West Hollywood will consider putting a measure to raise the city’s sales tax on the ballot as early as June as part of a complex strategy to get the L.A. County Metropolitan Transit Authority to include the city in its west side rail extension plans.
The measure, proposed by Councilmember John Duran, was approved by the Council in a four-to one-vote, with Mayor Lindsey Horvath voting no. The Council also voted last night to appropriate $200,000 to hire consultants to organize and implement a lobbying effort to build support for a light-rail extension to WeHo.
The city has been pushing for such an extension for years. In 2010 it hired a lobbyist to try to convince the MTA to add a WeHo spur to the planned extension of the Purple Line. Two options the MTA considered in its Purple Line expansion study included an extension of the Red Line from the Purple Line’s Hollywood/Highland station into or near West Hollywood. That extension would run under Santa Monica Boulevard with stops at La Brea, Fairfax and San Vicente and a station near the Beverly Center. The MTA decided both of those options would cost more than it would receive from a half-cent increase in the L.A. County sales implemented in 2009 to fund the Metro expansion. The consultant hired by the city would organize local businesses and residents and civic and government leaders to press the MTA to consider connecting the Metro Red Line to West Hollywood and as well as its Crenshaw/LAX northern extension, which would provide easy access to the airport.
The first section of the Purple Line extension already is under construction, funded by a half-cent increase in the sales tax approved by voters in 2008 along with federal grants and loans. Now Metro must find funding for the final two sections of the project. In October, Gov. Jerry Brown signed legislation that will allow the MTA to put a measure on the ballot that would raise the overall sales tax in L.A. County, now 9%, to 9.5%, with the additional revenue going to fund its expansion plans. Because of the nature of the measure, it would require a two-thirds vote to pass.
Duran noted that the State of California has an overall cap of 10% on sales taxes. Of that, 7.5% goes to the state and 1.5% goes to the County of Los Angeles, with some portion of that revenue used to fund local programs. If West Hollywood residents were to approve an increase in the sales tax rate, pushing it closer to the 10% limit, the MTA would be limited in the sales tax increase it could seek to fund its rail expansion programs. Thus, Duran reasoned, it would be more likely to negotiate with West Hollywood to receive some of its tax increase revenue and extend its line into WeHo.
“This is the window of opportunity, and it will close,” Duran said. “Either we will be in it or we will be out of it.” Duran also noted that the money raised by the tax increase could be used for other purposes if the city is unable to strike a deal with the MTA. For example, said Councilmember John D’Amico, it could be used to fund affordable housing.

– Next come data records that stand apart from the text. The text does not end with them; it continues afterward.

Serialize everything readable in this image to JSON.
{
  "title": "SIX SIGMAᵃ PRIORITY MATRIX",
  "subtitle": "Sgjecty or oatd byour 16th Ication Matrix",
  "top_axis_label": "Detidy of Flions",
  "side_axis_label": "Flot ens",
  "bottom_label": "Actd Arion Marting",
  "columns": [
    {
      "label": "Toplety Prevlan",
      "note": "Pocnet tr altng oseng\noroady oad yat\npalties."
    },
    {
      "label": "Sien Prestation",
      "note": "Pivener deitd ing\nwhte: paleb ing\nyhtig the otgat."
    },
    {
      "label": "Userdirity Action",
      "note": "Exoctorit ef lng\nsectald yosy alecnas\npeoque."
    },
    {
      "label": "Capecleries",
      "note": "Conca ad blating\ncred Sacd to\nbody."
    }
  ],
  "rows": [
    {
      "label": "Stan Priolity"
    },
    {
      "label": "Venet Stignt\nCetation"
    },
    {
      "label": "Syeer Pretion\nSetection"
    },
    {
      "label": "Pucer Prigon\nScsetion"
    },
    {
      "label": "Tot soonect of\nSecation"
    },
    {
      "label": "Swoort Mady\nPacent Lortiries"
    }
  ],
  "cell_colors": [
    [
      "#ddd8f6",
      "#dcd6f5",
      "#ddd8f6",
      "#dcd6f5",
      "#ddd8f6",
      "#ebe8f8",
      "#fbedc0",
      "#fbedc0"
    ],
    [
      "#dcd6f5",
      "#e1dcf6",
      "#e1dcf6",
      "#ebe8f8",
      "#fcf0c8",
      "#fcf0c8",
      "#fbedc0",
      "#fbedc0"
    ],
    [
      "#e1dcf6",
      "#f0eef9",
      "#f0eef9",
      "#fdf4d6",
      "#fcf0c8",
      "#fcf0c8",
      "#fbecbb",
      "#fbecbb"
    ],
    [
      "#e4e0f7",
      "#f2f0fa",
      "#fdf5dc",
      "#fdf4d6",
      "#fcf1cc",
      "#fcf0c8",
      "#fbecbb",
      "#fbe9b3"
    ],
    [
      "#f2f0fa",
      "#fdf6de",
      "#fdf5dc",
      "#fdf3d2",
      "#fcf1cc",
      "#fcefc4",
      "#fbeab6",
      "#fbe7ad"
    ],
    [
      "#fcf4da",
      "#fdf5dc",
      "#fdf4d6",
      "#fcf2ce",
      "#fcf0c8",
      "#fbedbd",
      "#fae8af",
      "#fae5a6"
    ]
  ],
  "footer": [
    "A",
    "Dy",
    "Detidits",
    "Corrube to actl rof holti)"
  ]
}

John Leonard, the city’s head of revenue management, said a sales tax increase of .25% would generate about $4 million in revenue for West Hollywood in its first year. Sales revenue in the city typically grows 4% a year, and a city staff report said that means such an increase could generate $175 million over 30 years.
The Council voted in June to support Metro placing its sales tax increase measure on the ballot next year, likely during the November general election. If West Hollywood were to put a measure before voters before that, it would have to get the support of at least two-thirds of them for it to pass.
Horvath said she couldn’t support Duran’s proposal because she feared it would be seen negatively by the county officials with whom the city is trying to negotiate for support for a Metro extension into WeHo. “I think this presents challenges to building relationships,” she said.